Yes, the statement $P(n)$ that you prove is

For every $n+1$ times differentiable function $R$, ...

and has only $n$ as free variable. Everything else, in particular $R$ is quantified within $P(n)$. For induction, you show $P(0)$, i.e.,

For every (once) differentiable function $R$, ...

and you show $\forall n\colon P(n)\to P(n+1)$ to finally arrive at

For all $n\in\Bbb N_0$, for every $n+1$ times differentiable function $R$ ...

For the induction step $\forall n\colon P(n)\to P(n+1)$, we proceed as follows: Let $n\in\Bbb N_0$ be arbitrary. We want to show $P(n)\to P(n+1)$. So assume $P(n)$. Now we want to show $P(n+1)$. So let $R$ be an arbitrary $n+2$ times differentiable with $R(a)=\ldots=R^{(n+1)}(a)=0$. Then $R'$ is $n+1$ times differentiable with $(R')'(a)=\ldots=(R')^{(n)}(a)=0$, hence $P(n)$ applies to $R'$ ... ... hence the conclusion holds for $R$. As $R$ was arbitrary, we conclude that $P(n+1)$ holds.

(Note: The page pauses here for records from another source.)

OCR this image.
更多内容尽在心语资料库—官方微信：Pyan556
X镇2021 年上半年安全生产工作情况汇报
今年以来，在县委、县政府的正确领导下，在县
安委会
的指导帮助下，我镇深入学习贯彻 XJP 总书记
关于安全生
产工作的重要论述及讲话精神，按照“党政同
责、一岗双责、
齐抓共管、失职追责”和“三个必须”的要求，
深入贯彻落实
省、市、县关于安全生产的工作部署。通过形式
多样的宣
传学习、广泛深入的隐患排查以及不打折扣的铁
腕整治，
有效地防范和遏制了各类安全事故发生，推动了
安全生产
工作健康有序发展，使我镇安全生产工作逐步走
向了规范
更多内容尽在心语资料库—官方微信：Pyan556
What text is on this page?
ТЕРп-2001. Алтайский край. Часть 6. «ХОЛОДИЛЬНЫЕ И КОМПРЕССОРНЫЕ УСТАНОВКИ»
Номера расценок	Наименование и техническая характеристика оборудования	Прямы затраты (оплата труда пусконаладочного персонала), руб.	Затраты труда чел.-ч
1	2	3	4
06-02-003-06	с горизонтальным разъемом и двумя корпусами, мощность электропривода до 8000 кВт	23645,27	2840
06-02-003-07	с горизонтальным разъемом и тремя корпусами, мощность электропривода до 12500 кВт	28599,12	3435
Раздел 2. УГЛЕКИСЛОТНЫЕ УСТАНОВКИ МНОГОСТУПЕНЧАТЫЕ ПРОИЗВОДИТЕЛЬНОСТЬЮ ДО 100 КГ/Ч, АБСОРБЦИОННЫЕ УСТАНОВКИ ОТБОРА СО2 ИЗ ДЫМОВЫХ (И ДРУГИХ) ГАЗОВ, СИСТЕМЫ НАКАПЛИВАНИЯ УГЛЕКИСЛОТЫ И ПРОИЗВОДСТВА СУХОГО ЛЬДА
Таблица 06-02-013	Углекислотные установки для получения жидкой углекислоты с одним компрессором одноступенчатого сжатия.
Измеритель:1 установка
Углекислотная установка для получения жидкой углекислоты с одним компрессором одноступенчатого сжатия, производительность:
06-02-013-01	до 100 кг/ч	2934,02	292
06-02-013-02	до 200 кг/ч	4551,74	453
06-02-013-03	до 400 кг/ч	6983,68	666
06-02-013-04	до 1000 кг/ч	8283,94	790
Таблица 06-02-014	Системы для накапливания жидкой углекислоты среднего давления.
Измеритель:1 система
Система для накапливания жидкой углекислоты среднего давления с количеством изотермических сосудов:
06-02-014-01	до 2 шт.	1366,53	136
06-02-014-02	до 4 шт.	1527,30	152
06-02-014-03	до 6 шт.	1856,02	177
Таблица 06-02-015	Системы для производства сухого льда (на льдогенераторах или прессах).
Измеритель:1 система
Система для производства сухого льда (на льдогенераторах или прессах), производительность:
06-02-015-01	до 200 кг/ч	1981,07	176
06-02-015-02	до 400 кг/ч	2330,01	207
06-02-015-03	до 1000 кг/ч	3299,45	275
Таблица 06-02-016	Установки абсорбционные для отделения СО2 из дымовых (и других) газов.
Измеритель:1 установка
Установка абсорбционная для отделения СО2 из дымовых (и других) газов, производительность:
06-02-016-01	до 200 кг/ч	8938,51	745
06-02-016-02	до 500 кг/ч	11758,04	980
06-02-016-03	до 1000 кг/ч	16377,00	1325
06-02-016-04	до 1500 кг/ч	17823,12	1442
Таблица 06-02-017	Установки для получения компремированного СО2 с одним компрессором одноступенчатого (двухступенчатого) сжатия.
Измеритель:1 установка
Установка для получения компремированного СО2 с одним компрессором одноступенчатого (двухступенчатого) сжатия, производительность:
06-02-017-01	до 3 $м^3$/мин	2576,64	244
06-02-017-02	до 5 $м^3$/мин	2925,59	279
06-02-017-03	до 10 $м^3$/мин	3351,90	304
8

Thus we have shows $P(n)\to P(n+1)$. As $n$ was arbitrary, we conclude $\forall n\in\Bbb N_0\colon P(n)\to P(n+1)$.

We have taken the function $R $ such that it is $n+2$ times differentiable and $R^{(k)}(a)=0$,$k=0,1,\ldots,n+1$. Our Induction assumption is that the proposition holds for for all functions with degree less than that of $R$. Now if we take $R'$, it has one degree less than that of $R$, it is $(n+1) $ times differentiable and since $R^{(k)}(a)=0$, $k=0,1,\ldots,n+1$, we have $(R')^{(k)}(a)=0$, $k=0,1,\ldots,n$. Hence we can apply the induction assumption for $R'$ and proceed as shown in the textbook.